A morte anunciada da imprensa

28/10/2017 09:57 - Blog do Celio Gomes
Por Redação

Todos os dias alguém decreta a morte da “velha imprensa”. A expressão entre aspas que acabo de usar aparece em debates, mesas redondas, entrevistas e textos de cronistas de variadas cores e tendências. A profecia de morte anunciada, é claro, começou com o surgimento da internet – primeiro com a força dos blogs e, logo em seguida, com a explosão das redes sociais.

 

A vastidão do tema é inquietante. Estamos falando de informação numa era de novidades que o homem jamais imaginou – nem nos filmes e na literatura de ficção científica.
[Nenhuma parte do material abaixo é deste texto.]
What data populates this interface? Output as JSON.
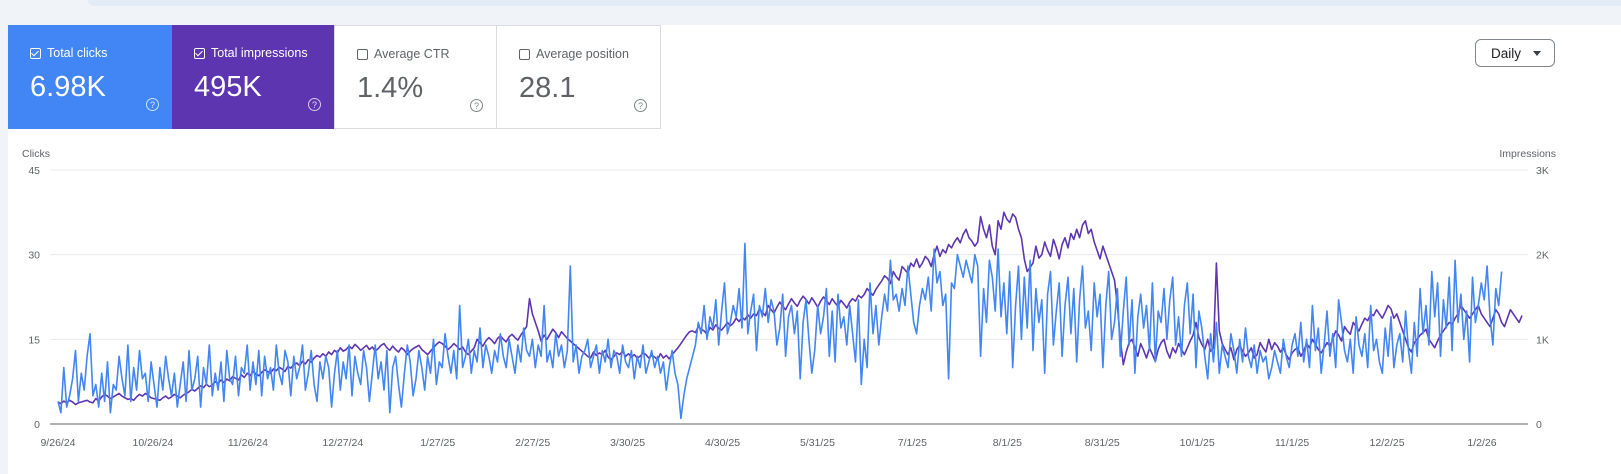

Não bastasse a complexidade intrínseca ao assunto, o fator político (ou ideológico) torna uma avaliação sobre o cenário atual praticamente uma guerra de versões. E a velha imprensa virou saco de pancada.

 

Com o turbilhão de contatos e trocas virtuais, instalou-se uma confusão entre conceitos. Coisas distintas são tratadas como se fossem idênticas. Informações isoladas, opinião, militância, engajamento, protesto – isso tudo tem relevância e pode influenciar, hoje em dia, até os rumos de políticas oficiais. Mas jornalismo profissional é outro departamento.

 

No império das falsificações e da pós-verdade, tenta-se subestimar o impacto de uma capa de revista, de uma manchete de jornal ou de uma reportagem na TV. Afinal, quem vai prestar atenção nesse modo obsoleto de noticiar alguma coisa, se tudo está na rede, à disposição de todos, as 24 horas do dia? Eis um raciocínio que reproduz a confusão citada acima.

 

Embora o clima geral seja de irritação com a chamada grande imprensa, se você pensar em qualquer caso de forte repercussão, no Brasil ou no mundo, vai constatar que as revelações mais extraordinárias – os furos de reportagem – vieram dos veículos tradicionais. E isso ocorre porque, entre outras coisas, nesses veículos pratica-se o jornalismo profissional. Como sempre foi.

 

Um fenômeno antigo – que continua firme no universo da informação – parece inexplicável para muita gente, mas tem toda lógica: diante de grandes escândalos ou de tragédias que mobilizam a população em escala incomum, cresce a circulação de jornais e aumenta a audiência dos telejornais. O que explica isso nos dias de hoje? As pessoas buscam a informação confiável.

 

Também na internet é o profissionalismo que garante o jornalismo sério – forte e independente como tem de ser. Produzir notícia tem um custo e requer gente do ramo, treinada e atenta a princípios éticos fundamentais no exercício da profissão. Voluntarismo, falta de rigor e negligência a regras não podem gerar resultado no mesmo nível que se tem na imprensa.

 

Um aspecto para mim bem esquisito é ver jornalistas como que torcendo pela morte da imprensa. Há um discurso generalizado que tenta negar a relevância de uma instituição vital para a vida democrática – seja em que regime de governo for, à direita ou à esquerda. Geralmente é um tipo de postura raivosa, que prega quase que o extermínio de veículos de comunicação.

 

Claro que as disputas políticas contaminam todo esse debate. Quanto a isso, nem adianta argumentar. Mas falo de algo que está além das paixões particulares. O fato de ser jornalista – uma contingência da qual não posso me separar – certamente influencia meu modo de ver o assunto. Seja como for, negar a força da imprensa é loucura.

 

Há bom jornalismo no mundo virtual, sem dúvida, como continua a existir jornalismo de qualidade no papel. Como um dinossauro de passos erráticos, mantenho uma pata em cada suporte: clico em sites, blogs e páginas da internet e, ao mesmo tempo, ainda vou às bancas no centro de Maceió em busca de jornais e revistas. Comigo, aliás, foi assim que tudo começou. Há muito tempo.